The skills you can’t write any other way
The audience-rewriter is a soft case — you can fake it with nesting if you don’t mind the extra compute. The interesting higher-order skills are the ones you cannot simulate with nesting at all, because they need to modify the inner skill’s machinery, not its output.
/sandbox <skill> — run any skill with its write tools stripped out. A dry-run wrapper. You can’t take tools away from a skill after it’s run; by then the writes have already happened. The wrapper has to intercept the skill’s tool list before execution. There is no nested version of this. The post-processing pass doesn’t have a time machine.
/best-of-n <n> <skill> — run the inner skill n times, with varied temperature or prompt seeds, and return the one you like best. Nesting can’t do this because nesting only ever sees one output. It cannot regenerate. The wrapper has to be holding the inner skill itself to call it repeatedly.
/with-context <docs> <skill> — load specific documents into the inner skill’s context before it runs. The skill reasons over the docs while generating, instead of being handed a summary after the fact and asked to incorporate it retroactively. Reasoning-with is not the same as reasoning-about, and the difference is the entire point.
/audit <skill> — wrap any skill so every intermediate tool call, every chain-of-thought, every detour gets logged. You’re not transforming the final output; you’re tapping into the process. Nesting has no access to process. It only sees the artifact.
/parallel <skill_a> <skill_b> <skill_c> <x> — run three skills against the same input concurrently, then merge their outputs with some reconciliation logic. The wrapper takes a list of skills and produces a new skill. This is map for skills, almost literally — and the moment you have it, you have fan-out/fan-in, ensembling, debate-style critique loops, all the patterns that ML researchers have spent the last two years rediscovering one paper at a time.

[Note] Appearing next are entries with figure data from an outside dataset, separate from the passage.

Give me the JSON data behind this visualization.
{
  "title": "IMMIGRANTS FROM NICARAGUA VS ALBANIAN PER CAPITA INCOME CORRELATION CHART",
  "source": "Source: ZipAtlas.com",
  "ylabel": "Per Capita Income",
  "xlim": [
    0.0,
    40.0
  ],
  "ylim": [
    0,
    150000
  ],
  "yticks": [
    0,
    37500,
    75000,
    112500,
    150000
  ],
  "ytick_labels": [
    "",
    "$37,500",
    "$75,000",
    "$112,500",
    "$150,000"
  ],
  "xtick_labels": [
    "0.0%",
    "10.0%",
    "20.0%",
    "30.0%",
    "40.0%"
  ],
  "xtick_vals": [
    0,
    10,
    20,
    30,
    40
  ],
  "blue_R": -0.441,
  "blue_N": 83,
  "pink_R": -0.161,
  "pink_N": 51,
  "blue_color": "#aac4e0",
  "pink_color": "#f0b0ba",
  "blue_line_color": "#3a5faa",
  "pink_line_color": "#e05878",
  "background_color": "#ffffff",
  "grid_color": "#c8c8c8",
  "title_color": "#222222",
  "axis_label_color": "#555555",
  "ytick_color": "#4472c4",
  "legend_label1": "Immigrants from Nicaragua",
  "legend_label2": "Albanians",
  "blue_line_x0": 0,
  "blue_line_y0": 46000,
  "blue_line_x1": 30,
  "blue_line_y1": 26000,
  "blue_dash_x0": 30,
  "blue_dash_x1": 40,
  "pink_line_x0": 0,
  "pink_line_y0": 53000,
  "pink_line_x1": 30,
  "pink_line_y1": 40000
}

You can keep going. Caching wrappers. Retry wrappers. Permission-elevating wrappers. Wrappers that swap the underlying model (cheap pass for drafts, expensive pass for finals). Wrappers that re-route the inner skill’s tool calls through a proxy that redacts PII before they hit a third-party API. Every one of these is a thing you can build with higher-order skills and cannot build with nested ones, because nested ones only see what comes out.
What gets layered on
There’s a habit of thought I’d offer here, which is to stop reading nested invocations as composition and start reading them as pipelining. Pipelines move data. They do not modify the machines that produced the data.
Higher-order composition is a different verb. It modifies the machine. It’s why decorators in Python aren’t really “wrapping the result” — they’re producing a new function that the runtime then calls. It’s why middleware in a web framework isn’t post-processing your handler’s response — it’s installing scaffolding around your handler before the request ever arrives. The wrapping happens at the layer of the tool, not the trace. At a higher order.
Skills, right now, are mostly built as machines that get pointed at inputs. The interesting next layer is the one where skills become things you can pass around — first-class arguments to other skills, the way functions became first-class arguments to other functions in the 1960s and somehow kept being a revelation for the next forty years.
When you can do that, the meta-layer opens up. Sandboxing. Best-of-n. Audit. Audience lenses. Cost lenses. Capability lenses. All of them are outer(inner)(x), not outer(inner(x)). The gap between those two shapes of parenthesis is, it turns out, the gap between I made a tool and I made a tool for making tools.
Once you have done the inner step, like baking a cake, you can only eat, share, trash the cake. You cannot un-bake the cake. You cannot bake it differently. But if you can change the recipe (make it spicier, make it sweeter, make it in a fire instead of an oven), you open up a lot more.